Die Trompete im Schrank

Erika und ihr Mann fahren im Sommer wieder nach Siebenbürgen. Diesmal wollen sie unbedingt schauen, was aus ihrem alten Hof geworden ist, auf dem sie seit 20 Jahren nicht waren. Erika ist gespannt. Ihr Vater wird nicht mitfahren. Seine Schwester, die in Rumänien lebte, ist kürzlich gestorben. Er hat keinen Grund mehr.

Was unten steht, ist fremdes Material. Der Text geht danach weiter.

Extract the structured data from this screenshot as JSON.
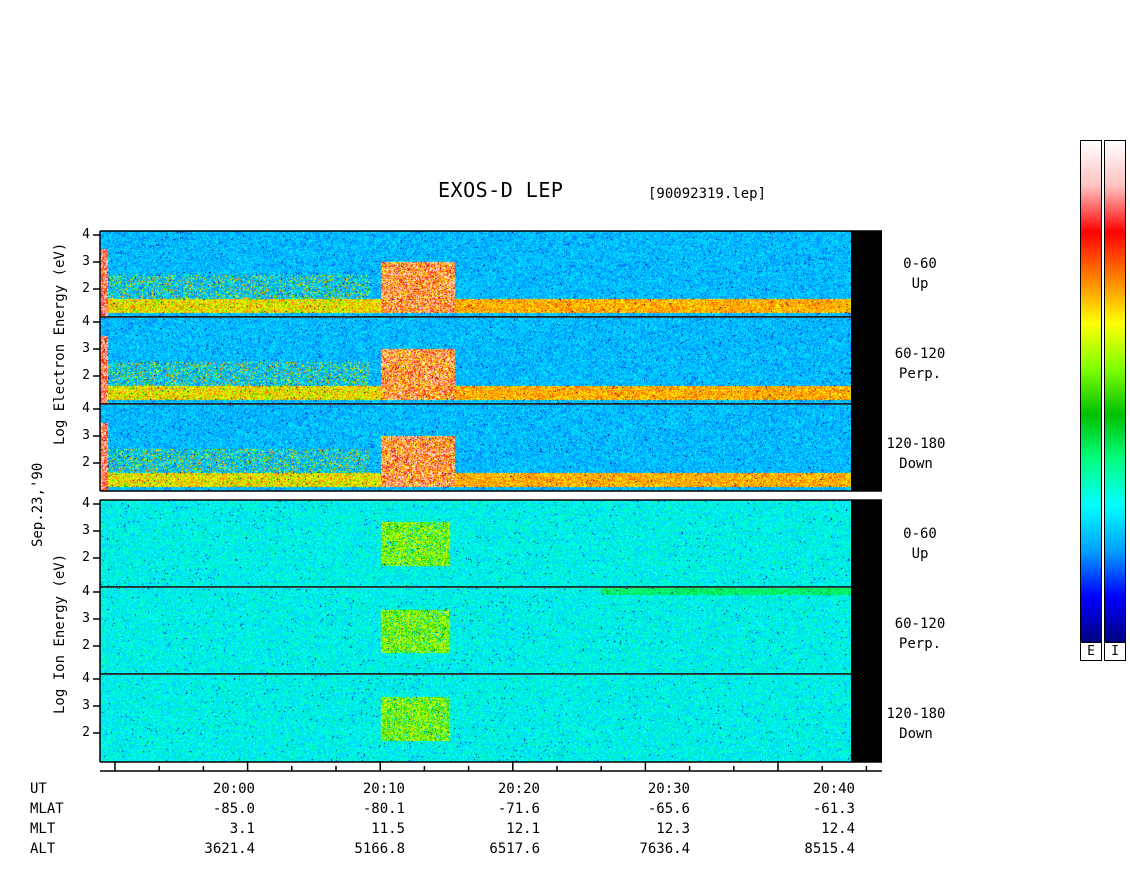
{
  "header": {
    "title": "EXOS-D LEP",
    "filename": "[90092319.lep]"
  },
  "date_label": "Sep.23,'90",
  "electron_axis_label": "Log Electron Energy (eV)",
  "ion_axis_label": "Log Ion Energy (eV)",
  "ytick_labels": [
    "4",
    "3",
    "2"
  ],
  "channels": [
    {
      "range": "0-60",
      "dir": "Up"
    },
    {
      "range": "60-120",
      "dir": "Perp."
    },
    {
      "range": "120-180",
      "dir": "Down"
    }
  ],
  "x_axis": {
    "rows": [
      {
        "name": "UT",
        "values": [
          "20:00",
          "20:10",
          "20:20",
          "20:30",
          "20:40"
        ]
      },
      {
        "name": "MLAT",
        "values": [
          "-85.0",
          "-80.1",
          "-71.6",
          "-65.6",
          "-61.3"
        ]
      },
      {
        "name": "MLT",
        "values": [
          "3.1",
          "11.5",
          "12.1",
          "12.3",
          "12.4"
        ]
      },
      {
        "name": "ALT",
        "values": [
          "3621.4",
          "5166.8",
          "6517.6",
          "7636.4",
          "8515.4"
        ]
      }
    ]
  },
  "colorbar": {
    "labels": [
      "E",
      "I"
    ]
  },
  "colors": {
    "background_field": "#1030c8",
    "colorscale": [
      "#000080",
      "#0000ff",
      "#00a0ff",
      "#00ffff",
      "#00ff80",
      "#00c000",
      "#80ff00",
      "#ffff00",
      "#ff8000",
      "#ff0000",
      "#ffc0c0",
      "#ffffff"
    ]
  },
  "chart_data": {
    "type": "heatmap",
    "x_unit": "UT",
    "x_ticks": [
      "20:00",
      "20:10",
      "20:20",
      "20:30",
      "20:40"
    ],
    "y_unit": "log10 energy (eV)",
    "y_ticks": [
      4,
      3,
      2
    ],
    "panels": [
      {
        "species": "electron",
        "pitch_angle": "0-60",
        "direction": "Up",
        "features": "low-energy band near 1.5 throughout; intense burst up to ~2.8 near 20:10-20:15"
      },
      {
        "species": "electron",
        "pitch_angle": "60-120",
        "direction": "Perp.",
        "features": "low-energy band near 1.5; intense burst near 20:10-20:15"
      },
      {
        "species": "electron",
        "pitch_angle": "120-180",
        "direction": "Down",
        "features": "low-energy band near 1.5; intense burst near 20:10-20:15"
      },
      {
        "species": "ion",
        "pitch_angle": "0-60",
        "direction": "Up",
        "features": "localized enhancement ~2.0-2.8 near 20:10-20:14"
      },
      {
        "species": "ion",
        "pitch_angle": "60-120",
        "direction": "Perp.",
        "features": "localized enhancement ~2.0-2.8 near 20:10-20:14; weak band near 4 after 20:30"
      },
      {
        "species": "ion",
        "pitch_angle": "120-180",
        "direction": "Down",
        "features": "localized enhancement ~2.0-2.8 near 20:10-20:14"
      }
    ]
  }
}
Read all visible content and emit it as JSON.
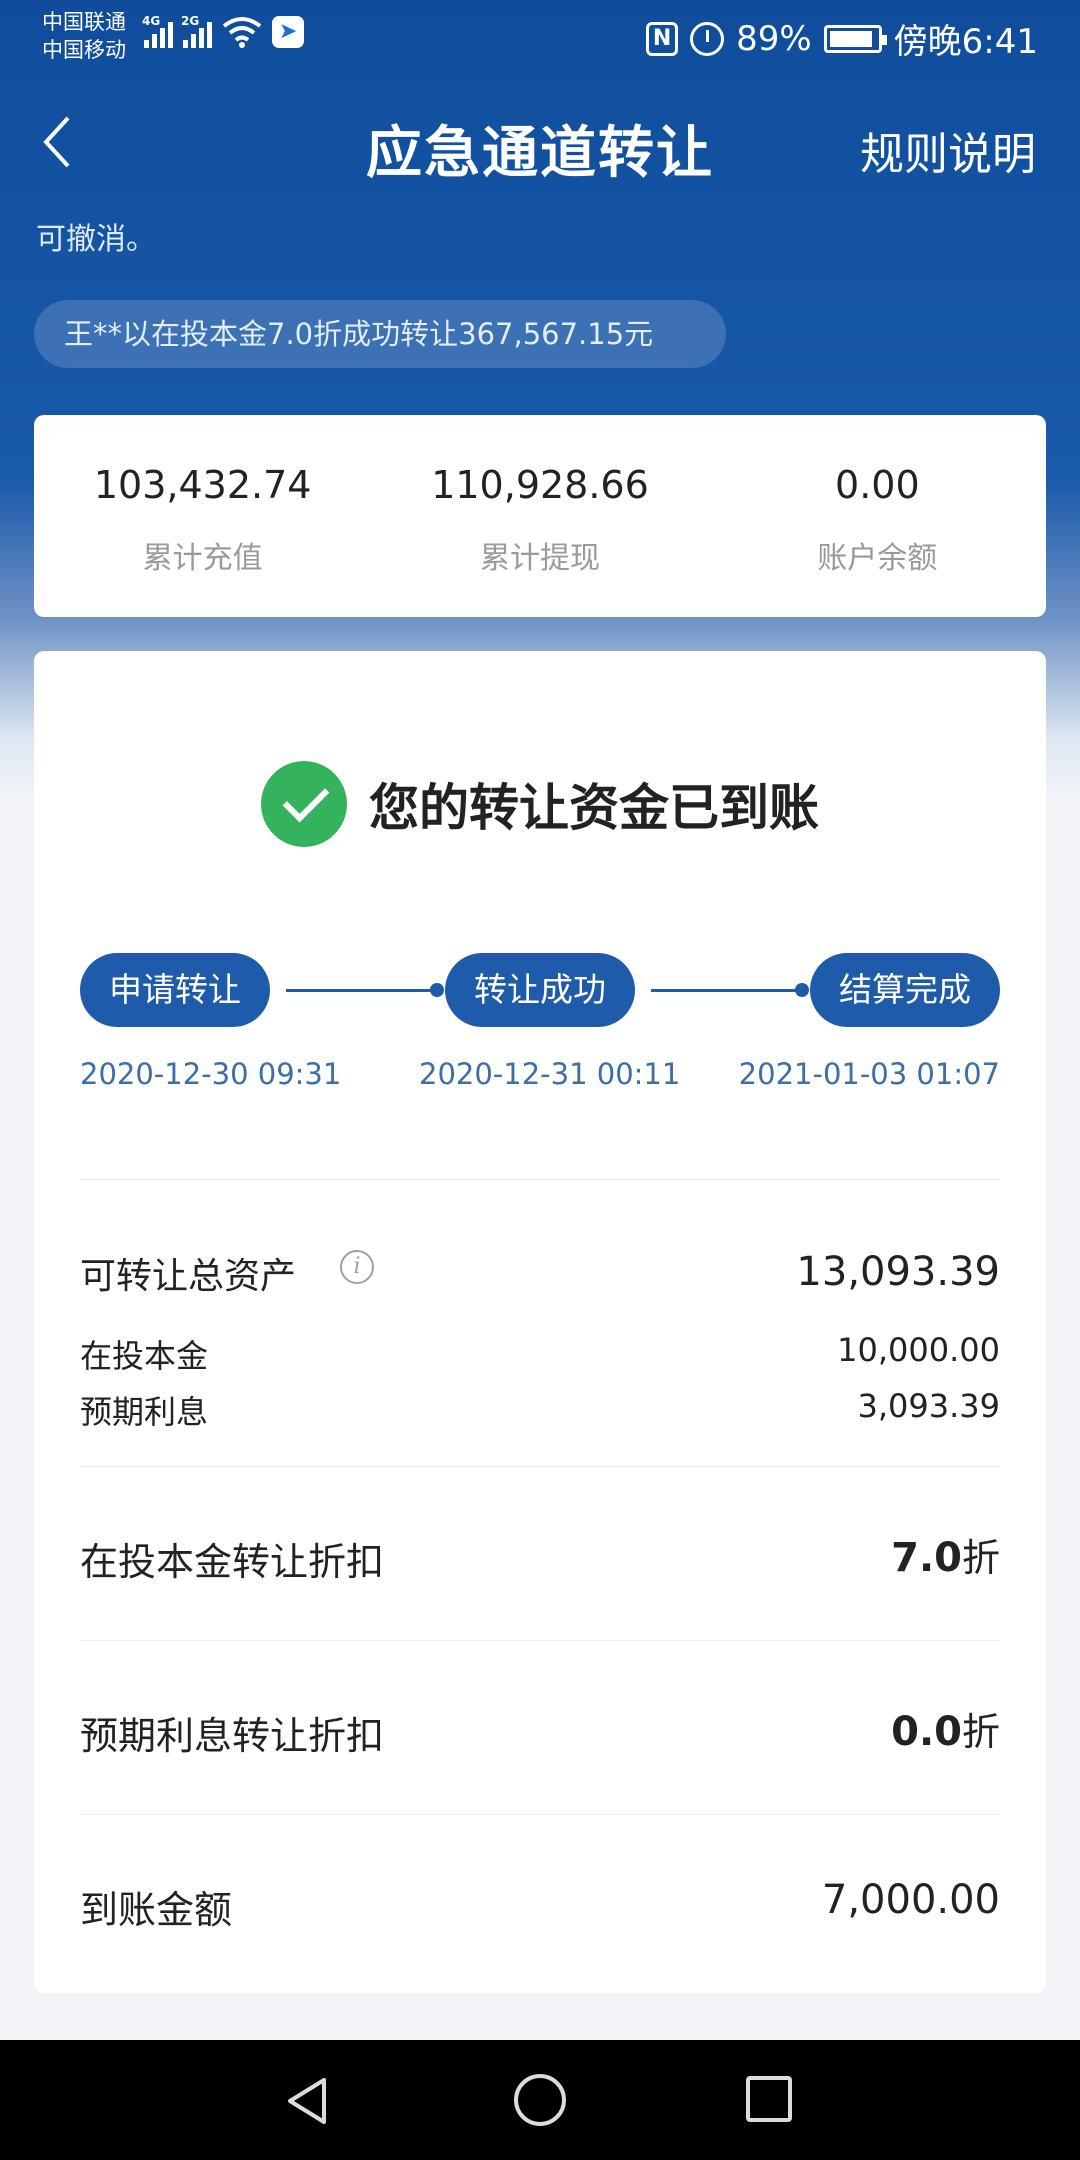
{
  "status_bar": {
    "carrier1": "中国联通",
    "carrier2": "中国移动",
    "net1": "4G",
    "net2": "2G",
    "nfc": "N",
    "battery": "89%",
    "time": "傍晚6:41"
  },
  "header": {
    "title": "应急通道转让",
    "rules_link": "规则说明"
  },
  "note": "可撤消。",
  "ticker": "王**以在投本金7.0折成功转让367,567.15元",
  "stats": [
    {
      "value": "103,432.74",
      "label": "累计充值"
    },
    {
      "value": "110,928.66",
      "label": "累计提现"
    },
    {
      "value": "0.00",
      "label": "账户余额"
    }
  ],
  "success_message": "您的转让资金已到账",
  "steps": [
    {
      "label": "申请转让",
      "date": "2020-12-30 09:31"
    },
    {
      "label": "转让成功",
      "date": "2020-12-31 00:11"
    },
    {
      "label": "结算完成",
      "date": "2021-01-03 01:07"
    }
  ],
  "details": {
    "total_label": "可转让总资产",
    "total_value": "13,093.39",
    "principal_label": "在投本金",
    "principal_value": "10,000.00",
    "interest_label": "预期利息",
    "interest_value": "3,093.39",
    "principal_discount_label": "在投本金转让折扣",
    "principal_discount_value": "7.0",
    "interest_discount_label": "预期利息转让折扣",
    "interest_discount_value": "0.0",
    "discount_unit": "折",
    "arrival_label": "到账金额",
    "arrival_value": "7,000.00"
  },
  "colors": {
    "header_blue": "#0f4d9c",
    "step_blue": "#1f5bab",
    "success_green": "#35b35c"
  }
}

Grommes kramt im Schrank. Er findet ein paar Fotos von früher und seine alte Trompete. Sie liegt tief, er muss sie erst auswickeln aus luftgepolsterter Folie und den Klebestreifen aufreißen. Für 233 Jakobsdorfer hat er damit das Requiem gespielt, das hat er sich vom Pfarrer vor seiner Ausreise nach Deutschland versichern lassen. „Ich bin hier nie heimisch geworden“, sagt der alte Mann. Er bläst in die Trompete, aber es kommt kein Ton mehr raus.